Demolishing Palestinian Homes is IOF Favorite Policy

Demolition of homes as collective punishment is one of the most common methods used by Israel in the West Bank, including East Jerusalem, since the beginning of the occupation until now (also in the Gaza Strip until 2005). Israel demolished hundreds of homes, leaving thousands of Palestinians homeless, as part of this policy.

The policy of home demolitions is, by definition, designed to harm innocent Palestinian people who exercised the right of resistance against the Israeli occupation, and in most cases, the person whose house was demolished for his actions does not live with the family at the time of the demolition, either for being killed by the security forces during the operation he carried out, or because he was arrested by Israel and is awaiting a long prison sentence.

The demolition of homes is an administrative procedure that is applied without trial and without the need to show evidence whatsoever, based on Article 119 of the Defense Instructions (Times of Emergency) issued by the British Mandate in 1945.

After the demolition order is delivered to the family, they can file an objection before the military commander within 48 hours, and in A decision of the High Court of Justice from 1989, the court ruled that if the objection is rejected the family must be given an opportunity to petition the High Court of Justice, before the demolition is carried out.

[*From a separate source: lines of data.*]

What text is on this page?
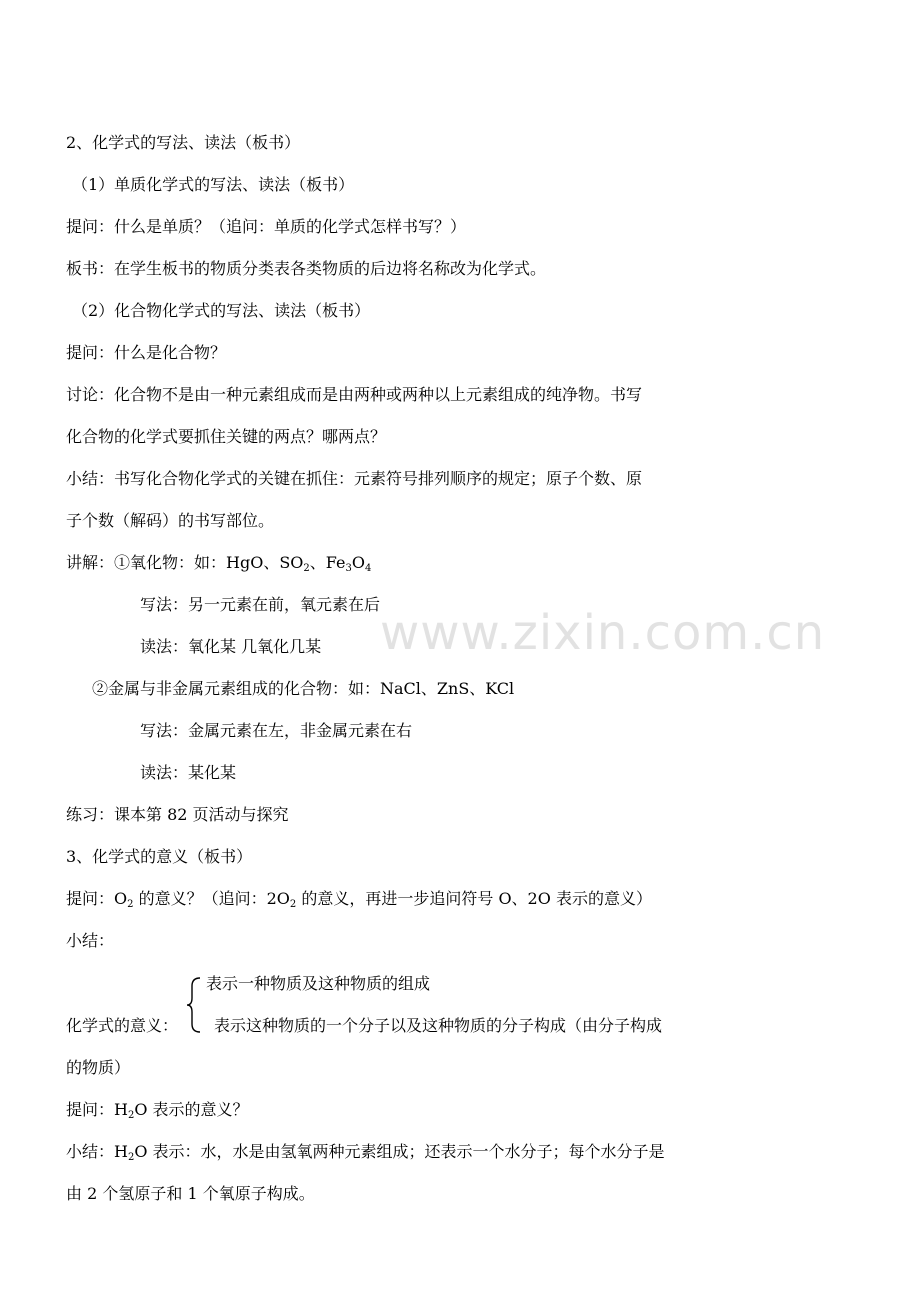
www.zixin.com.cn
2、化学式的写法、读法（板书）
（1）单质化学式的写法、读法（板书）
提问：什么是单质？（追问：单质的化学式怎样书写？）
板书：在学生板书的物质分类表各类物质的后边将名称改为化学式。
（2）化合物化学式的写法、读法（板书）
提问：什么是化合物？
讨论：化合物不是由一种元素组成而是由两种或两种以上元素组成的纯净物。书写
化合物的化学式要抓住关键的两点？哪两点？
小结：书写化合物化学式的关键在抓住：元素符号排列顺序的规定；原子个数、原
子个数（解码）的书写部位。
讲解：①氧化物：如：HgO、$SO_2$、$Fe_3O_4$
写法：另一元素在前，氧元素在后
读法：氧化某 几氧化几某
②金属与非金属元素组成的化合物：如：NaCl、ZnS、KCl
写法：金属元素在左，非金属元素在右
读法：某化某
练习：课本第 82 页活动与探究
3、化学式的意义（板书）
提问：$O_2$ 的意义？（追问：$2O_2$ 的意义，再进一步追问符号 O、2O 表示的意义）
小结：
表示一种物质及这种物质的组成
化学式的意义： 表示这种物质的一个分子以及这种物质的分子构成（由分子构成
的物质）
提问：$H_2O$ 表示的意义？
小结：$H_2O$ 表示：水，水是由氢氧两种元素组成；还表示一个水分子；每个水分子是
由 2 个氢原子和 1 个氧原子构成。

However, although it was the High Court of Justice that ruled that families should be able to go to it to look into the demolition order, it seems that the aforementioned ruling was only a formal and technical procedure, and that it was aimed at creating the illusion that it was keen on the right of appeal reserved for the owners of the house.

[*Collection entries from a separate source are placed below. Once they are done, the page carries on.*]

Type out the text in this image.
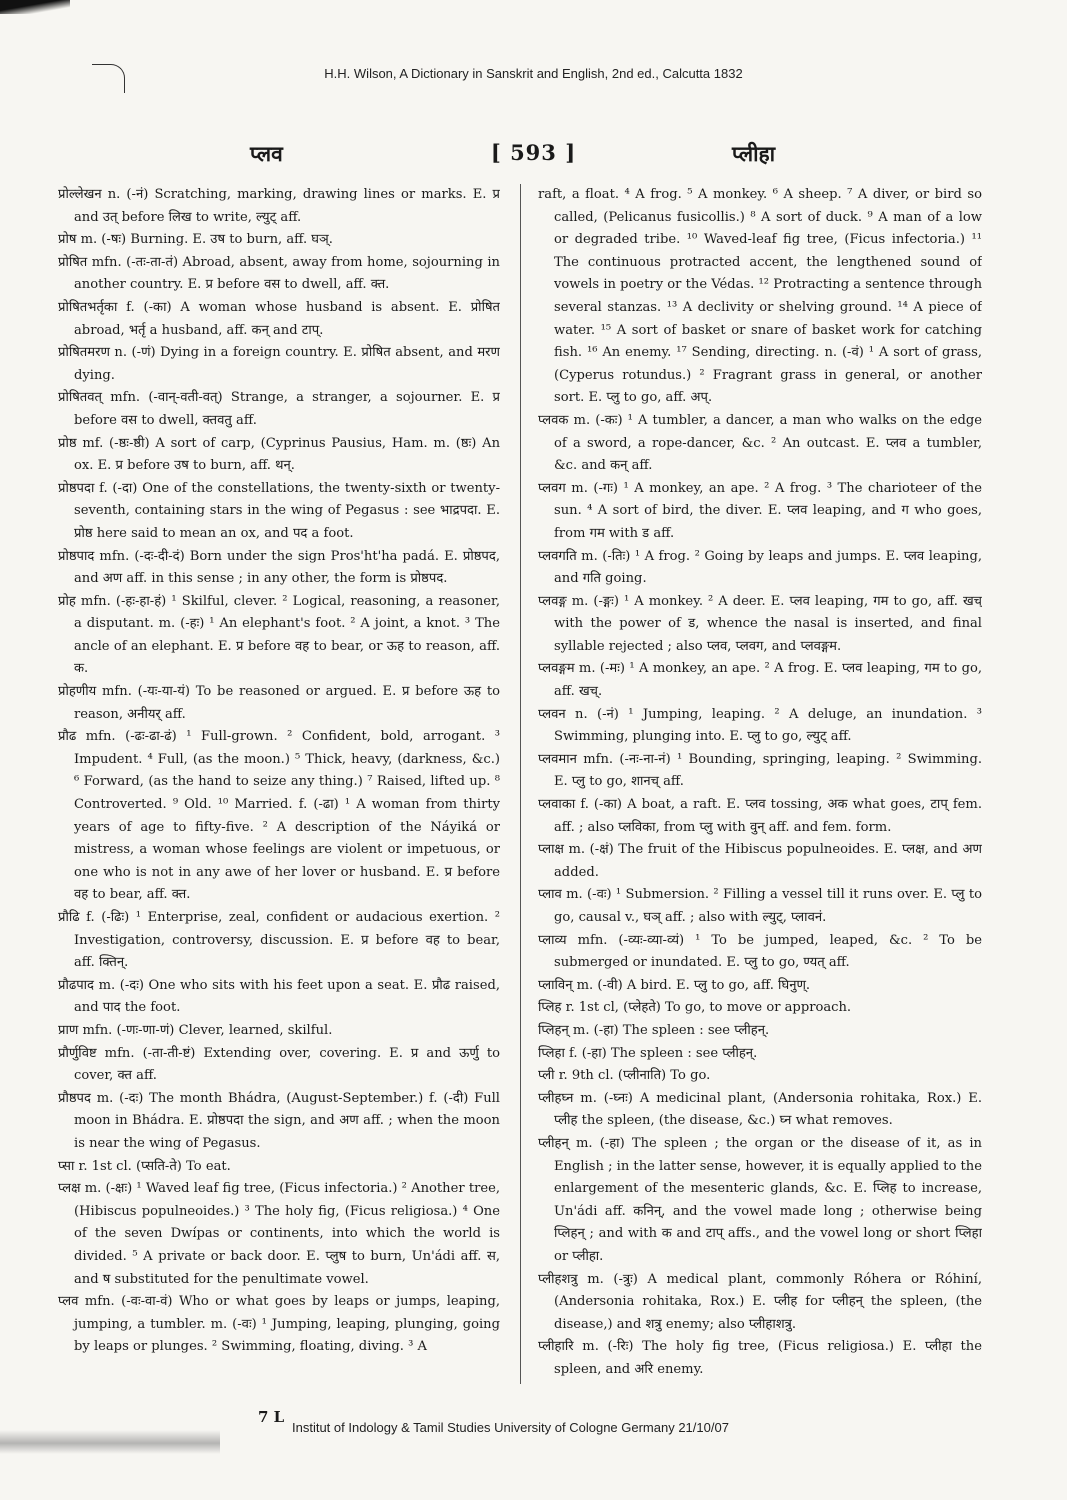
H.H. Wilson, A Dictionary in Sanskrit and English, 2nd ed., Calcutta 1832
प्लव	[ 593 ]	प्लीहा

प्रोल्लेखन n. (-नं) Scratching, marking, drawing lines or marks. E. प्र and उत् before लिख to write, ल्युट् aff.

प्रोष m. (-षः) Burning. E. उष to burn, aff. घञ्.

प्रोषित mfn. (-तः-ता-तं) Abroad, absent, away from home, sojourning in another country. E. प्र before वस to dwell, aff. क्त.

प्रोषितभर्तृका f. (-का) A woman whose husband is absent. E. प्रोषित abroad, भर्तृ a husband, aff. कन् and टाप्.

प्रोषितमरण n. (-णं) Dying in a foreign country. E. प्रोषित absent, and मरण dying.

प्रोषितवत् mfn. (-वान्-वती-वत्) Strange, a stranger, a sojourner. E. प्र before वस to dwell, क्तवतु aff.

प्रोष्ठ mf. (-ष्ठः-ष्ठी) A sort of carp, (Cyprinus Pausius, Ham. m. (ष्ठः) An ox. E. प्र before उष to burn, aff. थन्.

प्रोष्ठपदा f. (-दा) One of the constellations, the twenty-sixth or twenty-seventh, containing stars in the wing of Pegasus : see भाद्रपदा. E. प्रोष्ठ here said to mean an ox, and पद a foot.

प्रोष्ठपाद mfn. (-दः-दी-दं) Born under the sign Pros'ht'ha padá. E. प्रोष्ठपद, and अण aff. in this sense ; in any other, the form is प्रोष्ठपद.

प्रोह mfn. (-हः-हा-हं) ¹ Skilful, clever. ² Logical, reasoning, a reasoner, a disputant. m. (-हः) ¹ An elephant's foot. ² A joint, a knot. ³ The ancle of an elephant. E. प्र before वह to bear, or ऊह to reason, aff. क.

प्रोहणीय mfn. (-यः-या-यं) To be reasoned or argued. E. प्र before ऊह to reason, अनीयर् aff.

प्रौढ mfn. (-ढः-ढा-ढं) ¹ Full-grown. ² Confident, bold, arrogant. ³ Impudent. ⁴ Full, (as the moon.) ⁵ Thick, heavy, (darkness, &c.) ⁶ Forward, (as the hand to seize any thing.) ⁷ Raised, lifted up. ⁸ Controverted. ⁹ Old. ¹⁰ Married. f. (-ढा) ¹ A woman from thirty years of age to fifty-five. ² A description of the Náyiká or mistress, a woman whose feelings are violent or impetuous, or one who is not in any awe of her lover or husband. E. प्र before वह to bear, aff. क्त.

प्रौढि f. (-ढिः) ¹ Enterprise, zeal, confident or audacious exertion. ² Investigation, controversy, discussion. E. प्र before वह to bear, aff. क्तिन्.

प्रौढपाद m. (-दः) One who sits with his feet upon a seat. E. प्रौढ raised, and पाद the foot.

प्राण mfn. (-णः-णा-णं) Clever, learned, skilful.

प्रौर्णुविष्ट mfn. (-ता-ती-ष्टं) Extending over, covering. E. प्र and ऊर्णु to cover, क्त aff.

प्रौष्ठपद m. (-दः) The month Bhádra, (August-September.) f. (-दी) Full moon in Bhádra. E. प्रोष्ठपदा the sign, and अण aff. ; when the moon is near the wing of Pegasus.

प्सा r. 1st cl. (प्सति-ते) To eat.

प्लक्ष m. (-क्षः) ¹ Waved leaf fig tree, (Ficus infectoria.) ² Another tree, (Hibiscus populneoides.) ³ The holy fig, (Ficus religiosa.) ⁴ One of the seven Dwípas or continents, into which the world is divided. ⁵ A private or back door. E. प्लुष to burn, Un'ádi aff. स, and ष substituted for the penultimate vowel.

प्लव mfn. (-वः-वा-वं) Who or what goes by leaps or jumps, leaping, jumping, a tumbler. m. (-वः) ¹ Jumping, leaping, plunging, going by leaps or plunges. ² Swimming, floating, diving. ³ A

raft, a float. ⁴ A frog. ⁵ A monkey. ⁶ A sheep. ⁷ A diver, or bird so called, (Pelicanus fusicollis.) ⁸ A sort of duck. ⁹ A man of a low or degraded tribe. ¹⁰ Waved-leaf fig tree, (Ficus infectoria.) ¹¹ The continuous protracted accent, the lengthened sound of vowels in poetry or the Védas. ¹² Protracting a sentence through several stanzas. ¹³ A declivity or shelving ground. ¹⁴ A piece of water. ¹⁵ A sort of basket or snare of basket work for catching fish. ¹⁶ An enemy. ¹⁷ Sending, directing. n. (-वं) ¹ A sort of grass, (Cyperus rotundus.) ² Fragrant grass in general, or another sort. E. प्लु to go, aff. अप्.

प्लवक m. (-कः) ¹ A tumbler, a dancer, a man who walks on the edge of a sword, a rope-dancer, &c. ² An outcast. E. प्लव a tumbler, &c. and कन् aff.

प्लवग m. (-गः) ¹ A monkey, an ape. ² A frog. ³ The charioteer of the sun. ⁴ A sort of bird, the diver. E. प्लव leaping, and ग who goes, from गम with ड aff.

प्लवगति m. (-तिः) ¹ A frog. ² Going by leaps and jumps. E. प्लव leaping, and गति going.

प्लवङ्ग m. (-ङ्गः) ¹ A monkey. ² A deer. E. प्लव leaping, गम to go, aff. खच् with the power of ड, whence the nasal is inserted, and final syllable rejected ; also प्लव, प्लवग, and प्लवङ्गम.

प्लवङ्गम m. (-मः) ¹ A monkey, an ape. ² A frog. E. प्लव leaping, गम to go, aff. खच्.

प्लवन n. (-नं) ¹ Jumping, leaping. ² A deluge, an inundation. ³ Swimming, plunging into. E. प्लु to go, ल्युट् aff.

प्लवमान mfn. (-नः-ना-नं) ¹ Bounding, springing, leaping. ² Swimming. E. प्लु to go, शानच् aff.

प्लवाका f. (-का) A boat, a raft. E. प्लव tossing, अक what goes, टाप् fem. aff. ; also प्लविका, from प्लु with वुन् aff. and fem. form.

प्लाक्ष m. (-क्षं) The fruit of the Hibiscus populneoides. E. प्लक्ष, and अण added.

प्लाव m. (-वः) ¹ Submersion. ² Filling a vessel till it runs over. E. प्लु to go, causal v., घञ् aff. ; also with ल्युट्, प्लावनं.

प्लाव्य mfn. (-व्यः-व्या-व्यं) ¹ To be jumped, leaped, &c. ² To be submerged or inundated. E. प्लु to go, ण्यत् aff.

प्लाविन् m. (-वी) A bird. E. प्लु to go, aff. घिनुण्.

प्लिह r. 1st cl, (प्लेहते) To go, to move or approach.

प्लिहन् m. (-हा) The spleen : see प्लीहन्.

प्लिहा f. (-हा) The spleen : see प्लीहन्.

प्ली r. 9th cl. (प्लीनाति) To go.

प्लीहघ्न m. (-घ्नः) A medicinal plant, (Andersonia rohitaka, Rox.) E. प्लीह the spleen, (the disease, &c.) घ्न what removes.

प्लीहन् m. (-हा) The spleen ; the organ or the disease of it, as in English ; in the latter sense, however, it is equally applied to the enlargement of the mesenteric glands, &c. E. प्लिह to increase, Un'ádi aff. कनिन्, and the vowel made long ; otherwise being प्लिहन् ; and with क and टाप् affs., and the vowel long or short प्लिहा or प्लीहा.

प्लीहशत्रु m. (-त्रुः) A medical plant, commonly Róhera or Róhiní, (Andersonia rohitaka, Rox.) E. प्लीह for प्लीहन् the spleen, (the disease,) and शत्रु enemy; also प्लीहाशत्रु.

प्लीहारि m. (-रिः) The holy fig tree, (Ficus religiosa.) E. प्लीहा the spleen, and अरि enemy.

7 L
Institut of Indology & Tamil Studies University of Cologne Germany 21/10/07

Over the years, dozens of petitions were submitted against the demolition of homes, in which primary arguments were put forward challenging the legality of this method, deliberative arguments challenging the method of its application, and arguments against its use in specific cases, but the High Court of Justice rejected these petitions overwhelmingly except for a few of them and some judges presented the opinion of the minority in the ruling.

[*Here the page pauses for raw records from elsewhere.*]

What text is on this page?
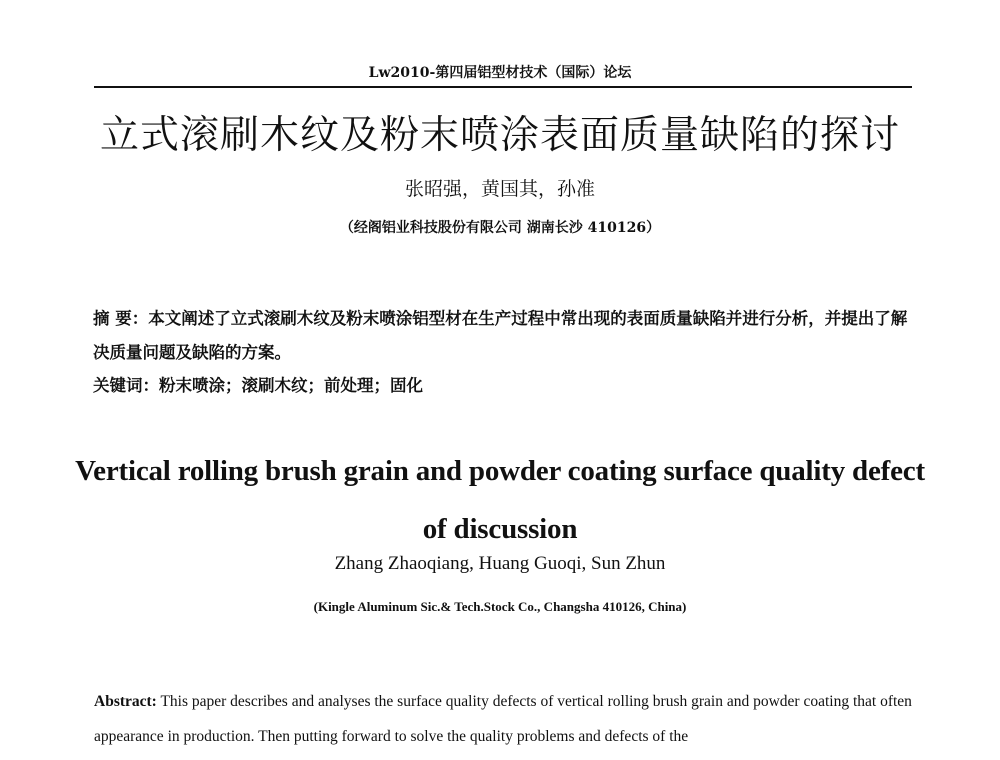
Lw2010-第四届铝型材技术（国际）论坛
立式滚刷木纹及粉末喷涂表面质量缺陷的探讨
张昭强，黄国其，孙准
（经阁铝业科技股份有限公司 湖南长沙 410126）
摘 要：本文阐述了立式滚刷木纹及粉末喷涂铝型材在生产过程中常出现的表面质量缺陷并进行分析，并提出了解决质量问题及缺陷的方案。
关键词：粉末喷涂；滚刷木纹；前处理；固化
Vertical rolling brush grain and powder coating surface quality defect
of discussion
Zhang Zhaoqiang, Huang Guoqi, Sun Zhun
(Kingle Aluminum Sic.& Tech.Stock Co., Changsha 410126, China)
Abstract: This paper describes and analyses the surface quality defects of vertical rolling brush grain and powder coating that often appearance in production. Then putting forward to solve the quality problems and defects of the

As a result of this policy, more than 11,900 homes were demolished, and nearly 73,000 Palestinians were displaced since 1967 until the end of last September.

As this policy constitutes a collective punishment that is prohibited as a violation of the principles of international law that bind Israel, and we are not talking here of a complex or theoretical principle of international law, but of a basic moral-human rule; it is absolutely forbidden to harm innocent people who are not guilty of crime committed by others, and this is stipulated In the Geneva Convention (a protected person shall not be punished for something he did not do personally; collective punishment and all means of threat and terror are prohibited; pillage is prohibited; retaliation against protected persons and their property is prohibited).

The Israeli occupation forces claim that the house demolitions were designed to “deter” other Palestinians from carrying out operations themselves; This claim assumes that harming the relatives of a Palestinian who has carried out an operation or is suspected of carrying out an operation will deter Palestinians from carrying out operations for fear of harming their families, via the legalization of its crimes against the Palestinians and considering it within the framework of the law.

We believe in our organization that the deterrent effect of house demolitions – assuming their existence – is not enough to make the demolition of homes a moral or legal act. Intrinsically immoral and illegal. The state has never presented data proving that home demolitions deter Palestinians from carrying out operations, and no one even asked it to publish such data.

In the absence of evidence to prove the efficacy of this extremist and harmful method, there is no justification for the tool that apparently covers it from the beginning. In contrast, there is evidence to the contrary, proving that the demolition of homes, in particular, increases the motives of the Palestinians to carry out operations resisting the occupation.